Martha Brady, Program Lead

Martha Brady is the Director of Sexual and Reproductive Health at PATH, where she leads a global program aimed at improving sexual and reproductive health by harnessing the power of innovation. Ms. Brady has extensive experience working along the value chain from product development to health system integration of contraceptive, cervical cancer, HIV, and multi-purpose prevention technologies. Her current work focuses on the power of self-care practices for women and girls.

In a career spanning more than two decades, Ms. Brady has worked with NGOs, governments, multilaterals, and donors to design and evaluate programs aimed at improving the health and well-being of women and girls globally. Prior to joining PATH in 2017, Ms. Brady was Senior Associate at the Population Council where her work focused on the intersection of poverty, gender, and youth.  Martha led pioneering work on girls and sports, developing the first-of-its kind programs in low income settings. She also co-led a global implementation science research program on adolescent girls. Martha has published and presented widely, and is co-author of Investing When it Counts: Reviewing the Evidence and Charting a Course of Research and Action for Young Adolescents.

Ms.
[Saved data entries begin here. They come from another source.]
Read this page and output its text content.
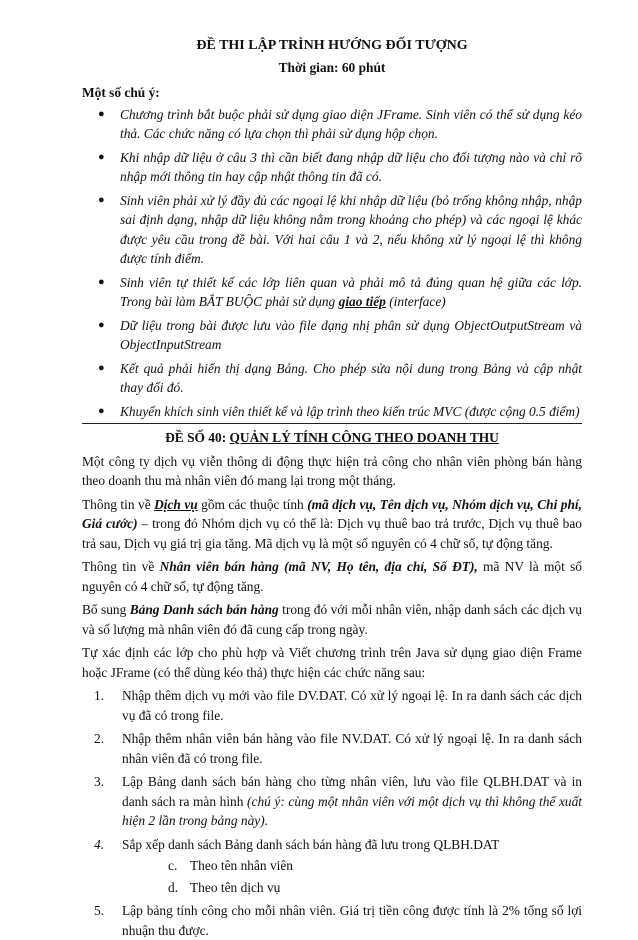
ĐỀ THI LẬP TRÌNH HƯỚNG ĐỐI TƯỢNG
Thời gian: 60 phút
Một số chú ý:
● Chương trình bắt buộc phải sử dụng giao diện JFrame. Sinh viên có thể sử dụng kéo thả. Các chức năng có lựa chọn thì phải sử dụng hộp chọn.
● Khi nhập dữ liệu ở câu 3 thì cần biết đang nhập dữ liệu cho đối tượng nào và chỉ rõ nhập mới thông tin hay cập nhật thông tin đã có.
● Sinh viên phải xử lý đầy đủ các ngoại lệ khi nhập dữ liệu (bỏ trống không nhập, nhập sai định dạng, nhập dữ liệu không nằm trong khoảng cho phép) và các ngoại lệ khác được yêu cầu trong đề bài. Với hai câu 1 và 2, nếu không xử lý ngoại lệ thì không được tính điểm.
● Sinh viên tự thiết kế các lớp liên quan và phải mô tả đúng quan hệ giữa các lớp. Trong bài làm BẮT BUỘC phải sử dụng giao tiếp (interface)
● Dữ liệu trong bài được lưu vào file dạng nhị phân sử dụng ObjectOutputStream và ObjectInputStream
● Kết quả phải hiển thị dạng Bảng. Cho phép sửa nội dung trong Bảng và cập nhật thay đổi đó.
● Khuyến khích sinh viên thiết kế và lập trình theo kiến trúc MVC (được cộng 0.5 điểm)
ĐỀ SỐ 40: QUẢN LÝ TÍNH CÔNG THEO DOANH THU

Một công ty dịch vụ viễn thông di động thực hiện trả công cho nhân viên phòng bán hàng theo doanh thu mà nhân viên đó mang lại trong một tháng.

Thông tin về Dịch vụ gồm các thuộc tính (mã dịch vụ, Tên dịch vụ, Nhóm dịch vụ, Chi phí, Giá cước) – trong đó Nhóm dịch vụ có thể là: Dịch vụ thuê bao trả trước, Dịch vụ thuê bao trả sau, Dịch vụ giá trị gia tăng. Mã dịch vụ là một số nguyên có 4 chữ số, tự động tăng.

Thông tin về Nhân viên bán hàng (mã NV, Họ tên, địa chỉ, Số ĐT), mã NV là một số nguyên có 4 chữ số, tự động tăng.

Bổ sung Bảng Danh sách bán hàng trong đó với mỗi nhân viên, nhập danh sách các dịch vụ và số lượng mà nhân viên đó đã cung cấp trong ngày.

Tự xác định các lớp cho phù hợp và Viết chương trình trên Java sử dụng giao diện Frame hoặc JFrame (có thể dùng kéo thả) thực hiện các chức năng sau:

1. Nhập thêm dịch vụ mới vào file DV.DAT. Có xử lý ngoại lệ. In ra danh sách các dịch vụ đã có trong file.
2. Nhập thêm nhân viên bán hàng vào file NV.DAT. Có xử lý ngoại lệ. In ra danh sách nhân viên đã có trong file.
3. Lập Bảng danh sách bán hàng cho từng nhân viên, lưu vào file QLBH.DAT và in danh sách ra màn hình (chú ý: cùng một nhân viên với một dịch vụ thì không thể xuất hiện 2 lần trong bảng này).
4. Sắp xếp danh sách Bảng danh sách bán hàng đã lưu trong QLBH.DAT
c. Theo tên nhân viên
d. Theo tên dịch vụ
5. Lập bảng tính công cho mỗi nhân viên. Giá trị tiền công được tính là 2% tổng số lợi nhuận thu được.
Brady holds a master’s degree in nutrition and public health from Columbia University.

Tara Abularrage – Coordinator

Tara is a senior at Barnard College, Columbia University double majoring in Sociology and Human Rights and minoring in Spanish and Latin American Cultures. She is also part of the Athena Scholars Program through Barnard’s Athena Center for Leadership Studies. Tara’s research experience includes: interning with the Laurie M. Tisch Center for Food, Education & Policy; working as a research and writing assistant to Dr. Corinne Kirchner at Columbia’s Institute for Social and Economic Reasoning; conducting public health research through the Department of Preventive Medicine and Public Health at the University of Granada; and participating in the Historical Memory Fellowship Program through the Consortium for Advanced Studies Abroad (CASA) during her semester in Granada, Spain. Tara also works as a peer tutor through Barnard’s Academic Assistance Program where she provides supplementary academic instruction and support to fellow undergraduates in Spanish language classes. In addition to her work with the CAG, Tara is also collaborating with the Adolescent Girls Investment Plan (AGIP) on an evidence review project promoting adolescent girls’ health and well-being in low-resource settings in the era of COVID-19.